18

160 23 58
                                    

Duş almalarının üstünden saatler geçmişti, hatta bir süre sonra hava da kararmaya başlayacaktı. Duştan sonra bir saat gibi bir süre uyumuşlardı, sonrasında kalkıp yemek yapmış ve televizyon izlemişlerdi. Bu kadardı, Suna'nın çocuğa yanaşmalarını saymazsak.

Önce yatakta yapmıştı ama Osamu çocuğun canı acıyacak diye izin vermemişti. Sonraki kahvaltı hazırlarken olmuştu ve sadece öpüşmekle kalmıştı. En sonki de televizyon izlerlerkendi. Suna çocuğun üstüne çıkıp dudaklarını birleştirdikten sonra birlikte mastürbasyon yapmak zorunda kalmışlardı Suna canının yandığını söylediği için.

Şimdi balkonda oturmuş bira içiyorlardı. Bu bittikten sonra gidecekti Osamu. Gitmeden önce aklında dolaşan şeyi konuşmak istediği için cesaretlendirdi kendini.
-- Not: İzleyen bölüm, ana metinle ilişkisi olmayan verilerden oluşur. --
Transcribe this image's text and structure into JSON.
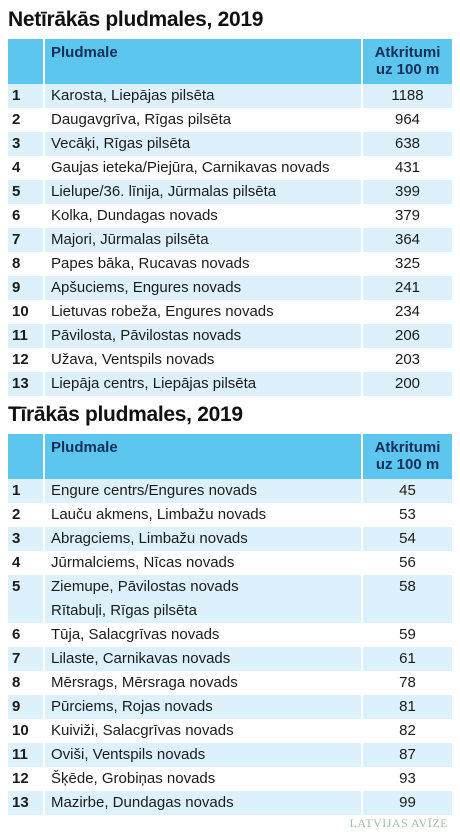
{
  "tables": [
    {
      "title": "Netīrākās pludmales, 2019",
      "header": {
        "name": "Pludmale",
        "value": [
          "Atkritumi",
          "uz 100 m"
        ]
      },
      "rows": [
        {
          "rank": 1,
          "names": [
            "Karosta, Liepājas pilsēta"
          ],
          "value": 1188
        },
        {
          "rank": 2,
          "names": [
            "Daugavgrīva, Rīgas pilsēta"
          ],
          "value": 964
        },
        {
          "rank": 3,
          "names": [
            "Vecāķi, Rīgas pilsēta"
          ],
          "value": 638
        },
        {
          "rank": 4,
          "names": [
            "Gaujas ieteka/Piejūra, Carnikavas novads"
          ],
          "value": 431
        },
        {
          "rank": 5,
          "names": [
            "Lielupe/36. līnija, Jūrmalas pilsēta"
          ],
          "value": 399
        },
        {
          "rank": 6,
          "names": [
            "Kolka, Dundagas novads"
          ],
          "value": 379
        },
        {
          "rank": 7,
          "names": [
            "Majori, Jūrmalas pilsēta"
          ],
          "value": 364
        },
        {
          "rank": 8,
          "names": [
            "Papes bāka, Rucavas novads"
          ],
          "value": 325
        },
        {
          "rank": 9,
          "names": [
            "Apšuciems, Engures novads"
          ],
          "value": 241
        },
        {
          "rank": 10,
          "names": [
            "Lietuvas robeža, Engures novads"
          ],
          "value": 234
        },
        {
          "rank": 11,
          "names": [
            "Pāvilosta, Pāvilostas novads"
          ],
          "value": 206
        },
        {
          "rank": 12,
          "names": [
            "Užava, Ventspils novads"
          ],
          "value": 203
        },
        {
          "rank": 13,
          "names": [
            "Liepāja centrs, Liepājas pilsēta"
          ],
          "value": 200
        }
      ]
    },
    {
      "title": "Tīrākās pludmales, 2019",
      "header": {
        "name": "Pludmale",
        "value": [
          "Atkritumi",
          "uz 100 m"
        ]
      },
      "rows": [
        {
          "rank": 1,
          "names": [
            "Engure centrs/Engures novads"
          ],
          "value": 45
        },
        {
          "rank": 2,
          "names": [
            "Lauču akmens, Limbažu novads"
          ],
          "value": 53
        },
        {
          "rank": 3,
          "names": [
            "Abragciems, Limbažu novads"
          ],
          "value": 54
        },
        {
          "rank": 4,
          "names": [
            "Jūrmalciems, Nīcas novads"
          ],
          "value": 56
        },
        {
          "rank": 5,
          "names": [
            "Ziemupe, Pāvilostas novads",
            "Rītabuļi, Rīgas pilsēta"
          ],
          "value": 58
        },
        {
          "rank": 6,
          "names": [
            "Tūja, Salacgrīvas novads"
          ],
          "value": 59
        },
        {
          "rank": 7,
          "names": [
            "Lilaste, Carnikavas novads"
          ],
          "value": 61
        },
        {
          "rank": 8,
          "names": [
            "Mērsrags, Mērsraga novads"
          ],
          "value": 78
        },
        {
          "rank": 9,
          "names": [
            "Pūrciems, Rojas novads"
          ],
          "value": 81
        },
        {
          "rank": 10,
          "names": [
            "Kuiviži, Salacgrīvas novads"
          ],
          "value": 82
        },
        {
          "rank": 11,
          "names": [
            "Oviši, Ventspils novads"
          ],
          "value": 87
        },
        {
          "rank": 12,
          "names": [
            "Šķēde, Grobiņas novads"
          ],
          "value": 93
        },
        {
          "rank": 13,
          "names": [
            "Mazirbe, Dundagas novads"
          ],
          "value": 99
        }
      ]
    }
  ],
  "footer": "LATVIJAS AVĪZE"
}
Sigarasının dumanını üflerken "Nasılsın?" diye mırıldandı. "Aklın bu sıralar çok mu dolu?"

Bunu sormasının nedeni şuydu: Suna aklını dağıtmak, düşünmemek için seviştiğini söylemişti. Osamu'yla sabahkini sayılmadığında sonrakilerde böyle yapması için aklında bir şeyler olması gerekirdi. Eğer yoktuysa, biraz garip olacaktı çünkü en başından sevişme nedeninin bu olduğunu söylemişti.

"Hayır, garip şekilde değil. Neden?"

"Hiç. Sordum öyle."

Aldığı cevapla kalbi hızlandı Osamu'nun. Durum böyleyken tek açıklaması Suna'nın ondan hoşlanmasıydı. Bunu zaten biliyordu ama çocuğun bu hisle hareket etmeyeceğini düşünüyordu. Gerçi, hâlâ öyle yapıyor gibi değildi.

"Sevindim." diye devam etti konuşmasına. "Belki içmeyi de azaltabilirsin böyle."

"Belki."

"Suna."

"Efendim?" derken yanağını koluna yaslayıp masumca bakmıştı ona.

"Benimle neden sevişiyorsun?"

"Ne? Osamu bugün öyle seviştikten sonra niye böyle bir soru soruyorsun şu an?"

"Anlamaya çalışıyorum. Bana insanlarla sevişme sebebinin aklını dağıtmak olduğunu söyledin ama aklında pek bir şey olmadığını söylüyorsun."

"Yalan mı söylediğimi düşünüyorsun yani? Sadece zevkine sürekli birileriyle yattığımı mı düşünüyorsun?"

"Aklıma gelen bu değildi."

"Neydi?"

"Benden hoşlandığın için.." diye mırıldandı Osamu suçluymuşcasına.

"Bu yüzden mi seninle seviştiğimi düşünüyorsun?"

"Başka bir şey bulamadım."

Suna arkasına yaslanıp gözlerini kapattı dumanı havaya üflerken. "Bilmiyorum. Özür dilerim, bir cevabım yok."

"Dediğim gibi olması ihtimali seni ürkütüyor mu?"

"Yanlış geliyor."

"Sonrasında benimle sevgili olmayacağın için mi? Olduğumuz konumda hislerin olmaması gerektiği için mi?"

"İkisi de."

"Suna, eğer benden hoşlandığın için böyleyse bu kötü bir şey değil. Çünkü birbirimize olan hislerimiz ister istemez büyüyecek, sonrasında senin de benimle beraber olmaman için bir sebep kalmayacak ki. Yine aklını dağıtmak için sevişmek istersen bile ben olacağım, başka kimseye ihtiyaç duymayacaksın."

"Ya böyle olmazsa? Belki hislerimiz büyümeyecek, belki benimle yapamayacaksın."

"Eğer olmazsa bir şeye başlamayız. Ben şimdi benimle sevgili ol demiyorum, sadece benden hoşlandığın gerçeğini itip durma diyorum."